İnsan var olduğu anda bu mikrop yoktu. Uzun bin yıllar süresinde de olmadı. Bu konuda çalışan kıymetli beyinler çok önemli çalışmalar yapıp tespitler yaptılar. Hangisi doğru gelişimi anlatıyor, dersen, herkesin inancına göre değişir derim. Çalışmaların ortak kanısı ise: Hepsi benim olsun isteği! "Ben" emperyalist düşüncede bir Devlet olarak vücut buluyor. Vatandaşlar tek tek bunu istemese de mekanizma buna göre kurgulanıyor. Karşı koyanı da "kanserli hücre!" olarak değerlendiriyor. Sonra kanserli hücre yok edilmeye çalışılıyor. Genelde de yok ediliyor.

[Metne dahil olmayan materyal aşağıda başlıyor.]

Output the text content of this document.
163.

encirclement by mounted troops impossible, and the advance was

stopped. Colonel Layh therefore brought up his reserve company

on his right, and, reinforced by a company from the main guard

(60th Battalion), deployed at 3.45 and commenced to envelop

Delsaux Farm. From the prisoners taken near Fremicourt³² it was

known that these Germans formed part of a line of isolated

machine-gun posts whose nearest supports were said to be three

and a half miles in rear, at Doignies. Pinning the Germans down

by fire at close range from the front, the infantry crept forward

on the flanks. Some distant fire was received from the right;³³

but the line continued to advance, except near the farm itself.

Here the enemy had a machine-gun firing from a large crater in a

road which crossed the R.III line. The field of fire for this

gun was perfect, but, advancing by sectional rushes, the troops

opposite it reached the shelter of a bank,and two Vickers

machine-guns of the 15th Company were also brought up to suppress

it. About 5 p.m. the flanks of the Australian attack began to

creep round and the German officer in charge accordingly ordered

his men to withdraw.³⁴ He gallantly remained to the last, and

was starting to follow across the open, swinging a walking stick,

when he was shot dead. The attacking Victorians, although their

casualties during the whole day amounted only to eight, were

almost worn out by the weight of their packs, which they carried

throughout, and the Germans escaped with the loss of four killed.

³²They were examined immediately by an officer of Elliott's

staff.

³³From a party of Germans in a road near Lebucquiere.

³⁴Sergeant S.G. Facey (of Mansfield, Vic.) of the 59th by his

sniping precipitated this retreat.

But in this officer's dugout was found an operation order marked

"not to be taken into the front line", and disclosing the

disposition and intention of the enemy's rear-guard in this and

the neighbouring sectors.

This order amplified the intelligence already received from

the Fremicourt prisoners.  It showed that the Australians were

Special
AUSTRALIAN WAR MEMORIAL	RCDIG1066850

Peki insan bünyesinde çoğunlukla kazanan kanserli (!) hücre emperyalizmi yenebilir mi? Bunun örneği var mı? Emperyalizme karşı zaferi kazanan ilk beyin kimdir? Yüz yıldır cevabı her yerde aynıdır: Mustafa Kemal Atatürk. Sonra da önderliğindeki Kuvva-i Milliye'dir. Demek ki bir kişi ile başlayan fikir sonunda emperyalizme karşı kazanabiliyor. Zaferini Afrika'ya, Asya'ya, Uzak Asya'ya kadar yayabiliyor. Ama bugün görüyoruz ki emperyalizm yenilse de yok etmek zor. Yeniden saldırıyor. Dünyanın her yerinde olan bu kirli savaş: Terör, işte bu yeniden saldırının adıdır. Türkiye özelinde ise;
12 Eylül cuntasının tercihi, sözde Müslümanları, aslında İslam ile yan yana anılması mümkün olmayan zehirli bir bakışı, desteklemek olmuştur. 12 Eylül'den sonra iktidarların bilinçli tercihi olarak; Üniversite, işçi sendikası, grev yoktur. Sanayi bitmiştir. Tarım AB ve ABD politikaları ile uyumlu olarak yok edilmiştir. Her şey büyük sermayenin isteğine göre yapılanmıştır. Milyonlar açlık sınırı altındadır ama isyan etme yetileri silinmiştir. Bu kadar hedonist, egoist bir sermaye daha önce görülmemiştir. Eskiden "zenginde" olan incelik(!) de bitmiştir. Bunlara ek olarak iyi eğitimli donanımlı liderler çağı da kapanmıştır. Kapasitesiz, mediokrat iktidarlar vardır ve en tehlikelisi de bu tip iktidarlardır.
Cumhuriyet düşmanı, millet düşmanı, ilim düşmanıdırlar. Öyle ki artık kendine yani insanlığına düşman bir yapı oluşmaktadır.
Emperyalizmin ahlakı yoktur. Kapitalizm ise bu ahlaksızlığın şimdilerde çok kullanılan bir deyimle, ruh eşidir.
Atatürk ve anti emperyalist mücadelenin ana fikri Türkiye Cumhuriyeti, bu nedenle terörizmin hedefi olmuştur."